* * * * *

I.

ANNEE: 800.

Des églyses et autres édifices que l'empereur édifia; de ses femmes et de ses enfans. Coment il fut nourri et introduit. Puis parole d'un sien fils de bast, qui avoit nom Pepin, coment il fist conspiration contre son père et de la vengeance des traitres.

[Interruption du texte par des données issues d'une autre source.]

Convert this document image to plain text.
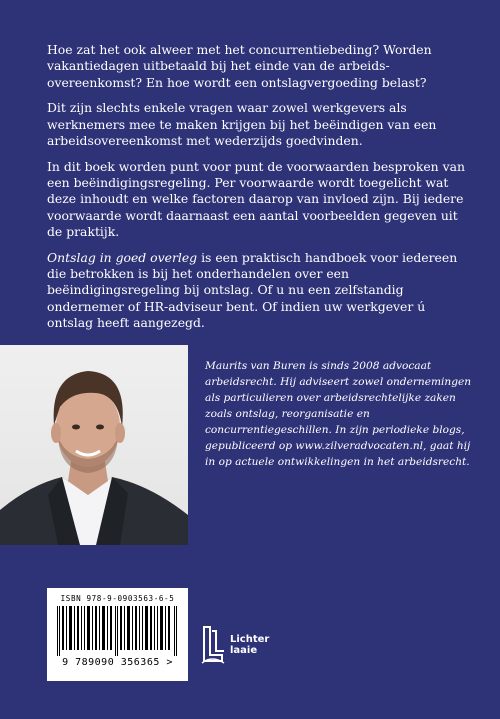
Hoe zat het ook alweer met het concurrentiebeding? Worden vakantiedagen uitbetaald bij het einde van de arbeids-overeenkomst? En hoe wordt een ontslagvergoeding belast?

Dit zijn slechts enkele vragen waar zowel werkgevers als werknemers mee te maken krijgen bij het beëindigen van een arbeidsovereenkomst met wederzijds goedvinden.

In dit boek worden punt voor punt de voorwaarden besproken van een beëindigingsregeling. Per voorwaarde wordt toegelicht wat deze inhoudt en welke factoren daarop van invloed zijn. Bij iedere voorwaarde wordt daarnaast een aantal voorbeelden gegeven uit de praktijk.

Ontslag in goed overleg is een praktisch handboek voor iedereen die betrokken is bij het onderhandelen over een beëindigingsregeling bij ontslag. Of u nu een zelfstandig ondernemer of HR-adviseur bent. Of indien uw werkgever ú ontslag heeft aangezegd.

Maurits van Buren is sinds 2008 advocaat arbeidsrecht. Hij adviseert zowel ondernemingen als particulieren over arbeidsrechtelijke zaken zoals ontslag, reorganisatie en concurrentiegeschillen. In zijn periodieke blogs, gepubliceerd op www.zilveradvocaten.nl, gaat hij in op actuele ontwikkelingen in het arbeidsrecht.
ISBN 978-9-0903563-6-5
9 789090 356365 >
Lichter
laaie
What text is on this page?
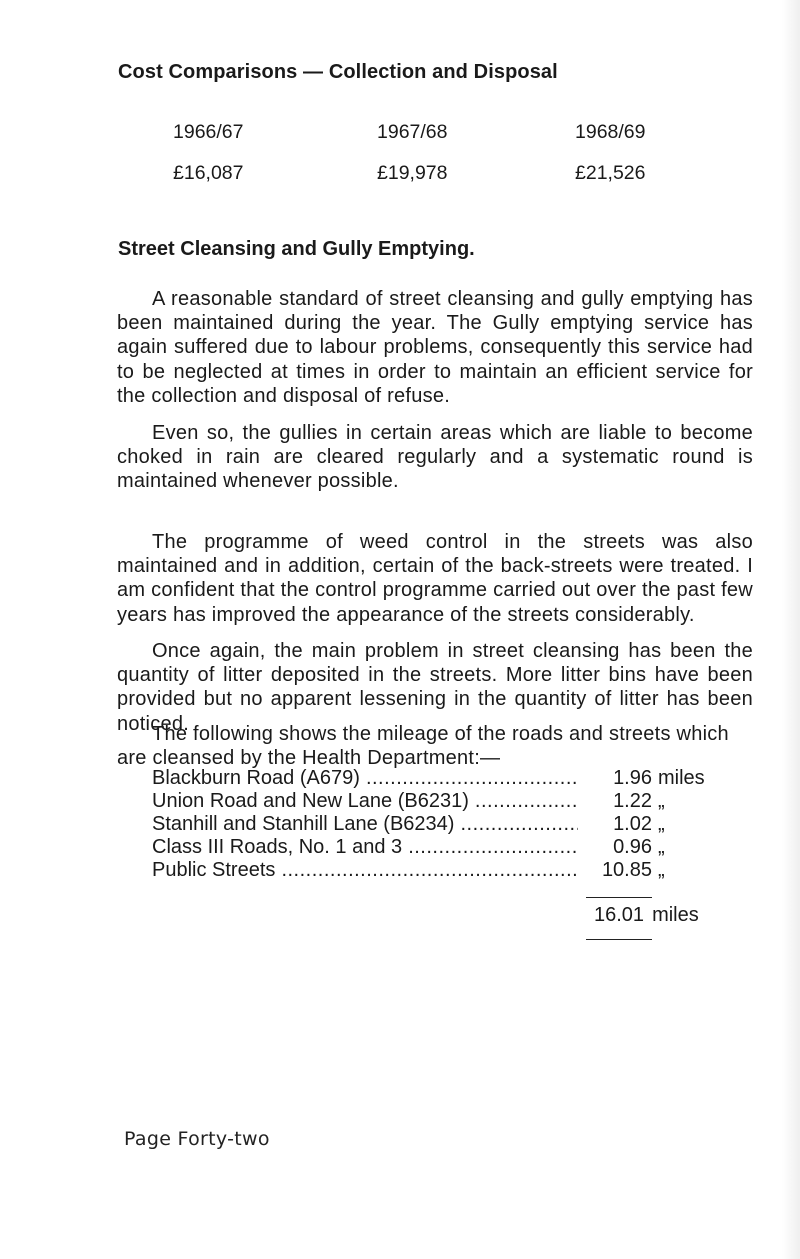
Cost Comparisons — Collection and Disposal
1966/67	1967/68	1968/69
£16,087	£19,978	£21,526
Street Cleansing and Gully Emptying.

A reasonable standard of street cleansing and gully emptying has been maintained during the year. The Gully emptying service has again suffered due to labour problems, consequently this service had to be neglected at times in order to maintain an efficient service for the collection and disposal of refuse.

Even so, the gullies in certain areas which are liable to become choked in rain are cleared regularly and a systematic round is maintained whenever possible.

The programme of weed control in the streets was also maintained and in addition, certain of the back-streets were treated. I am confident that the control programme carried out over the past few years has improved the appearance of the streets considerably.

Once again, the main problem in street cleansing has been the quantity of litter deposited in the streets. More litter bins have been provided but no apparent lessening in the quantity of litter has been noticed.

The following shows the mileage of the roads and streets which are cleansed by the Health Department:—

Blackburn Road (A679) .....	1.96 miles
Union Road and New Lane (B6231) .....	1.22 „
Stanhill and Stanhill Lane (B6234) .....	1.02 „
Class III Roads, No. 1 and 3 .....	0.96 „
Public Streets .....	10.85 „
16.01 miles
Page Forty-two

[499]Si fier et si puissant come vous avez oï estoit l'empereur en acroistre son royaume et en plaissier[500] et soubmettre ses ennemis, et assiduement ententif à guerroier en toutes les parties du monde en un meisme temps; si ne demouroit pas, pour ce, qu'il ne fust curieux des œuvres de miséricorde. Car il édifia églyses et abbaïes en divers lieux, en l'onneur de Dieu et au proffit de s'ame: aucuns en commença et aucuns en parfist. Entre les autres, fonda l'églyse de Ais-la-Chapelle de œuvre merveilleuse, en l'onneur de nostre dame sainte Marie. En la cité de Maience fist un pont sur le Rin de cinquante piés[501] de long, car tant a le fleuve de large là endroit. Mais ce pont ardit un an avant qu'il mourust; né puis ne put estre reffait, pour ce qu'il mourut trop tost. Si r'avoit-il en propos qu'il le reféist tout de pierre. Divers palais commença en divers lieux d'œuvres merveilleuses et cousteuses: un en fist près de la cité de Maience, de lès une cité qui a nom Geleham. Un autre en la cité[502] sur le fleuve Wahalam. Si commanda par tout son royaume aux évesques et à ceulx à qui les cures en appartenoient que toutes les églyses et les abbaïes qui estoient cheues par vieillesce fussent refaites et appareilliées. Et pour ce que ceste chose ne feust mise en oubli né en nonchaloir, il leur mandoit expressément par ses messages qu'ils accomplissent son commandement.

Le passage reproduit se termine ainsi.